Thank you for the explanation, and I can see how that would be a difficult problem to solve. In the case of TTimers, is it possible to reuse the same compiled code, since it will be the same for each execution of the TTimer?

My use-case is a GUI that periodically updates to display diagnostics, using a TTimer. Ideally, I would like this program to run continuously for several days, so the diagnostics can always be visible. With the memory hoarding as it is, the gui must be restarted every hour or two.

pcanal · January 27, 2017, 2:50pm

You are right. The Timer could (actually should) reuse the same compile code. I’ll take a look.

Cheers,
Philippe.

Mere_Interest · January 27, 2017, 2:55pm

Wait, never mind, the TTimer’s compiled code might be different based on the environment present in the interpreter with each run.

// func_int.C
int func(int) { return 1; }
// func_bool.C
int func(bool) { return 1000000; }
// In root interpreter
root [0] int i = 0;
root [1] .L func_int.C
root [2] TTimer* t = new TTimer("i += func(true);",100);
root [3] t->Start()
root [4] i
(int) 10
root [5] i
(int) 21
root [6] i
(int) 46
root [7] .L func_bool.C
root [8] i
(int) 11000089
root [9] i
(int) 20000089
root [10] i
(int) 32000089
root [11]

Once the better overload is present, then the TTimer switches to using it, because it recompiles each time the command is run. So, it looks like a partial fix for TTimers has the potential to break existing code.

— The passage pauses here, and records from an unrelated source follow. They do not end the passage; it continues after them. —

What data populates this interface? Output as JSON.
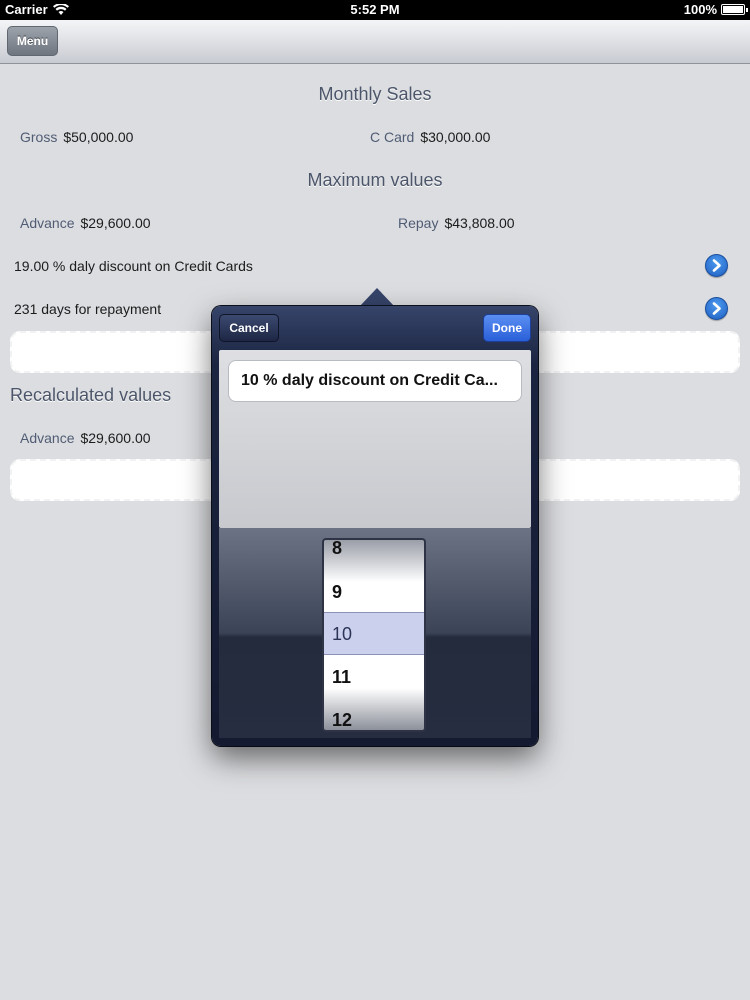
{
  "status_bar": {
    "carrier": "Carrier",
    "time": "5:52 PM",
    "battery": "100%"
  },
  "nav": {
    "menu_label": "Menu"
  },
  "monthly_sales": {
    "title": "Monthly Sales",
    "gross_label": "Gross",
    "gross_value": "$50,000.00",
    "ccard_label": "C Card",
    "ccard_value": "$30,000.00"
  },
  "maximum_values": {
    "title": "Maximum values",
    "advance_label": "Advance",
    "advance_value": "$29,600.00",
    "repay_label": "Repay",
    "repay_value": "$43,808.00"
  },
  "rows": {
    "discount_text": "19.00 % daly discount on Credit Cards",
    "days_text": "231  days for repayment"
  },
  "recalculated": {
    "title": "Recalculated values",
    "advance_label": "Advance",
    "advance_value": "$29,600.00"
  },
  "popover": {
    "cancel_label": "Cancel",
    "done_label": "Done",
    "field_value": "10 % daly discount on Credit Ca...",
    "picker_items": [
      "8",
      "9",
      "10",
      "11",
      "12"
    ],
    "picker_selected": "10"
  },
  "colors": {
    "accent": "#2a5fd9",
    "label": "#4f5c74",
    "background": "#dcdde0"
  }
}
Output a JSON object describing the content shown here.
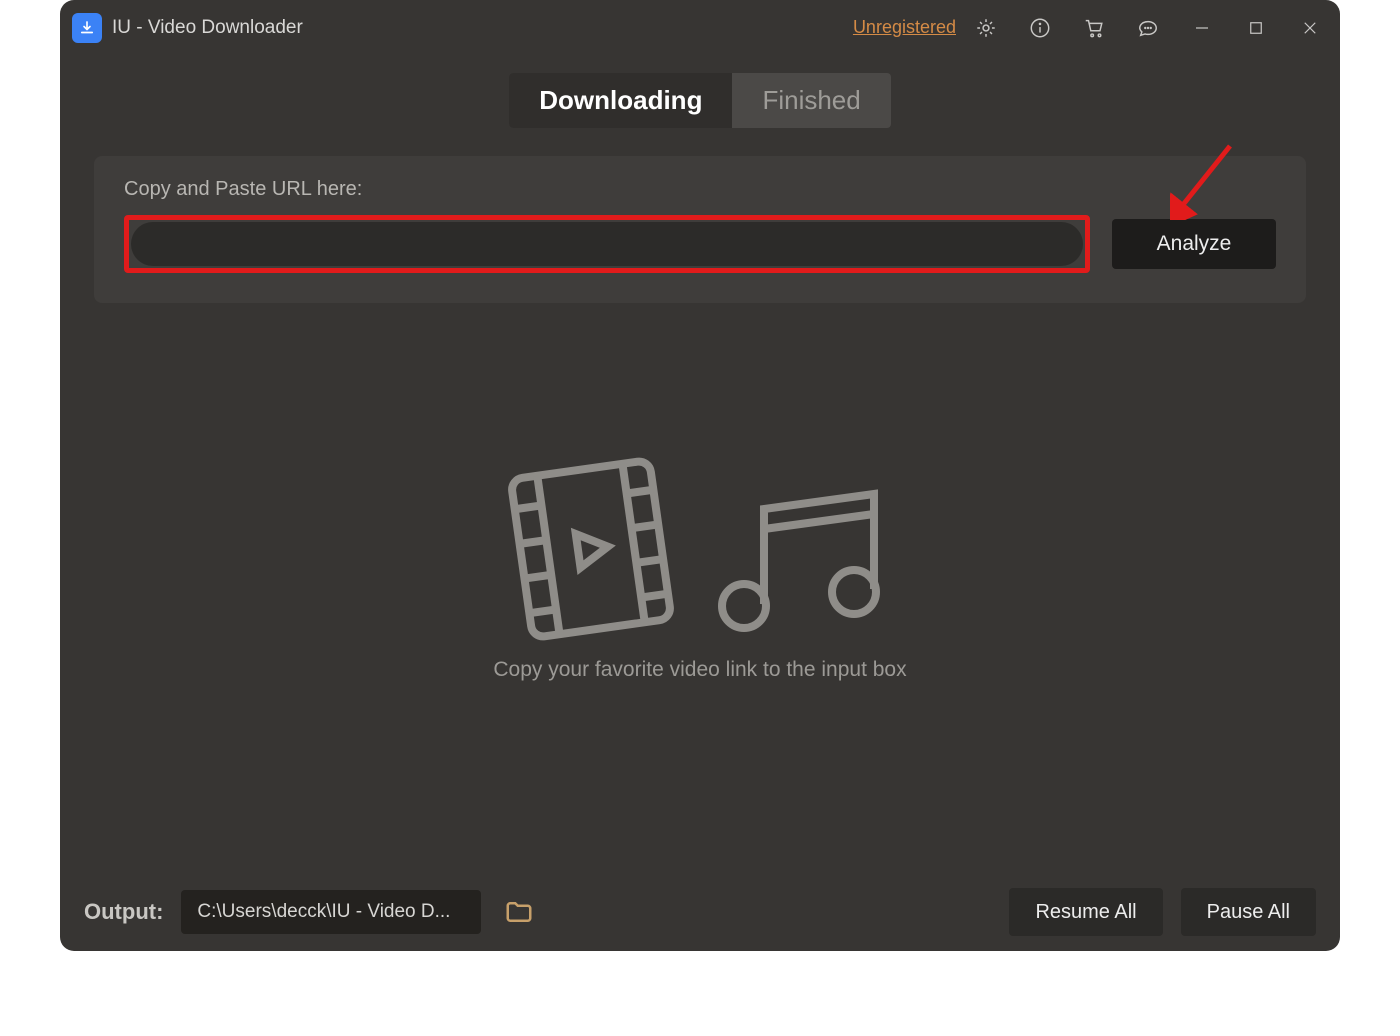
{
  "window": {
    "title": "IU - Video Downloader",
    "unregistered_label": "Unregistered"
  },
  "tabs": {
    "downloading": "Downloading",
    "finished": "Finished",
    "active": "downloading"
  },
  "url_panel": {
    "label": "Copy and Paste URL here:",
    "input_value": "",
    "placeholder": "",
    "analyze_label": "Analyze"
  },
  "empty_state": {
    "text": "Copy your favorite video link to the input box"
  },
  "bottom": {
    "output_label": "Output:",
    "output_path": "C:\\Users\\decck\\IU - Video D...",
    "resume_label": "Resume All",
    "pause_label": "Pause All"
  },
  "icons": {
    "app": "download-app-icon",
    "settings": "gear-icon",
    "info": "info-icon",
    "cart": "cart-icon",
    "feedback": "speech-bubble-icon",
    "minimize": "minimize-icon",
    "maximize": "maximize-icon",
    "close": "close-icon",
    "folder": "folder-icon",
    "film": "film-reel-icon",
    "music": "music-note-icon"
  },
  "colors": {
    "bg": "#373533",
    "panel": "#3f3d3b",
    "highlight": "#e11b1b",
    "accent_link": "#d58b46"
  }
}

Mere_Interest · February 7, 2017, 4:45pm

Has there been any progress on avoiding the memory hoarding? After measuring, my program’s memory usage is increasing by about 1.5 megabytes every second, which isn’t sustainable for more than short periods. I have tried to refactor my program to avoid the use of TTimer, but it wasn’t possible to do so.

ferhue · February 8, 2017, 12:38am

One idea: try to use this alternative

timer->Connect("Timeout()", "myObjectClassName", myObject, "TimerDone()");

And check if the hoarding is avoided with this strategy.

Mere_Interest · February 8, 2017, 7:04pm

Thank you very much, that method does avoid the memory leak.

Once the memory issue is solved, I’d like to switch back to the previous version. As it is, this requires an instance of a dummy class, complete with root dictionary, in order to call a simple function.